Shutting Down the Eating Disorder

Eating disorders need to be shut down in many ways. They need to be shut down from making your loved one lose any more weight and from making them suffer from any more physical health complications and long term distress. They need to be shut down from taking anything else away from you and your family and they need to be shut down to be able to get your loved one back.

You can shut down the eating disorder by continually being consistent with your loved one. This will support them to trust you over what they think and feel are their own thoughts, when it’s actually the eating disorder.  You can do this by continuing to provide normal food regularly to your loved one and by not allowing or accepting eating disordered behaviours.

Eating disorder “conversations” will need to be “shut down” too. They can wear you out and by engaging in them, it can make your loved one feel they need reassurance in order to feel “comfortable” or “safe”.

Eating disorder conversations can be around calories, food types, weight and shape. Some examples would be:

“I look fat.”
“You can see how much weight I’ve put on.”
“Everyone will see how fat I am!”

It is natural to want to shout and scream and tell your loved one that is exactly the opposite of how they look. Research has shown us that people with eating disorders struggle to see how unwell they are.
The shift in the perception of themselves to a more realistic one can take up to a year and sometimes longer after weight restoration. This is a hard fact to hear.

Labelling eating disorder thinking is okay to do;
This sounds like the eating disorder.”
“I know this is hard.  This is the eating disorder.”

Perhaps encouraging distraction away from these thoughts, or if it’s at the meal time, reminding your loved one what they need to do – eat!

“Do I have to eat this?”
“Can I swap this food for that?”
“If you give me this instead, I will eat it all.”
“Do I have to have it all?”
“Do I really need this?”

Eating disorders are always looking for a way to cheat. You have to stay strong and consistent. Whatever you have put on your loved ones plate, show the expectation and attitude that they eat it and will eat it all – even if you doubt that they will.
You need to give this clear message. If you engage in negotiations with an eating disorder you will come out weary and frustrated and often, defeated. It is often helpful to state this fact at the start of each meal or at the start of the day:
“Every thing I have given you is what you need to eat” and if they question or ask further you can repeat it or state: “That sounds like the eating disorder talking. I don’t want to talk to it – you need to do this. I’m here. This is your medicine – it’s what you need.”

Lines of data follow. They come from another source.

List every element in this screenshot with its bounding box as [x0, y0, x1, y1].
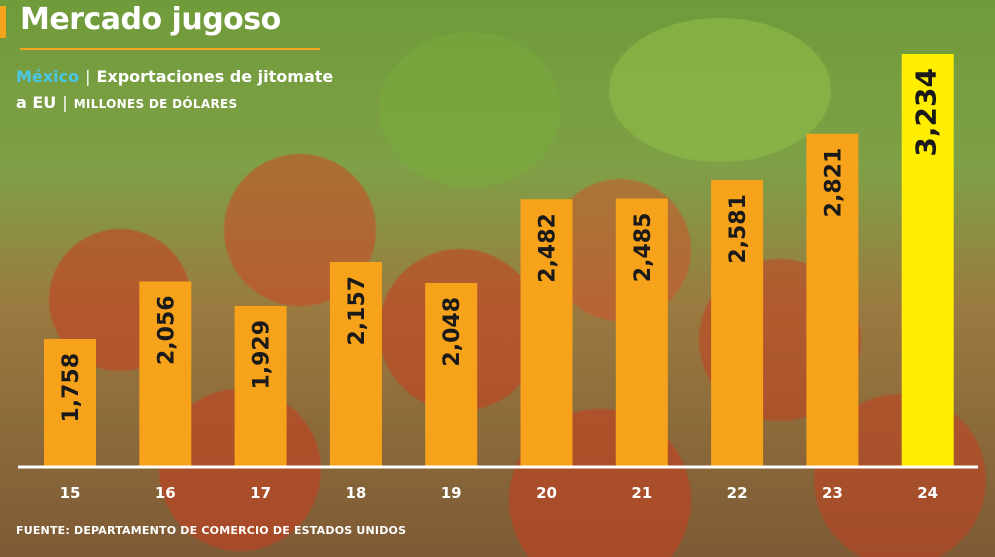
page-title: Mercado jugoso [20, 2, 281, 37]
subtitle-line2: a EU [16, 93, 57, 112]
x-tick-label-18: 18 [345, 484, 366, 502]
bar-24 [901, 54, 954, 466]
bar-23 [806, 133, 859, 466]
bar-value-label-23: 2,821 [821, 148, 846, 218]
x-tick-label-22: 22 [727, 484, 748, 502]
x-tick-label-16: 16 [155, 484, 176, 502]
bar-value-label-20: 2,482 [536, 213, 561, 283]
source-note: FUENTE: DEPARTAMENTO DE COMERCIO DE ESTA… [16, 524, 407, 537]
x-tick-label-15: 15 [60, 484, 81, 502]
bar-22 [711, 180, 764, 466]
bar-value-label-22: 2,581 [726, 194, 751, 264]
x-tick-label-20: 20 [536, 484, 557, 502]
subtitle-separator: | [85, 67, 91, 86]
subtitle-line1: Exportaciones de jitomate [96, 67, 334, 86]
bar-20 [520, 199, 573, 466]
bar-value-label-17: 1,929 [250, 320, 275, 390]
x-tick-label-23: 23 [822, 484, 843, 502]
bar-18 [329, 261, 382, 466]
title-accent-bar [0, 6, 6, 38]
bar-value-label-18: 2,157 [345, 276, 370, 346]
subtitle-unit: MILLONES DE DÓLARES [73, 97, 238, 111]
x-tick-label-24: 24 [917, 484, 938, 502]
chart-subtitle: México | Exportaciones de jitomate a EU | MI… [16, 64, 456, 117]
subtitle-country: México [16, 67, 80, 86]
bar-value-label-19: 2,048 [440, 297, 465, 367]
bar-value-label-16: 2,056 [154, 295, 179, 365]
bar-value-label-15: 1,758 [59, 353, 84, 423]
bar-17 [234, 305, 287, 466]
bar-19 [425, 282, 478, 466]
bar-15 [44, 338, 96, 466]
bar-value-label-24: 3,234 [910, 68, 943, 157]
title-underline [20, 48, 320, 50]
x-tick-label-21: 21 [631, 484, 652, 502]
x-tick-label-19: 19 [441, 484, 462, 502]
bar-value-label-21: 2,485 [631, 213, 656, 283]
x-tick-label-17: 17 [250, 484, 271, 502]
bar-21 [615, 198, 668, 466]
bar-16 [139, 281, 192, 466]
subtitle-separator-2: | [62, 93, 68, 112]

Another way the eating disorder may impact upon your loved one is through anxiety and low mood. You may find the eating disorder traps you in circular conversations. One parent contributed the following example:

“I don’t have any friends any more.”
“No one likes me now.”
“I don’t get invited anywhere.

You could respond with something like:
“I’m sorry it’s tough. I get the sense that the eating disorder has taken so much away from you. How about you?” or
“I’m sorry it’s so tough. The eating disorder has taken away so much from you and it seems like you might be recognising that?”

This is a motivational interviewing technique. Instead of saying something like, “of course you have friends” which may give your loved one the opportunity to give you the evidence as to why they think they don’t have any friends (e.g. “No I don’t. They didn’t invite me out/they don’t text anymore”, etc.) you would offer the opportunity for your loved one to reflect on the impact the eating disorder has had on their life.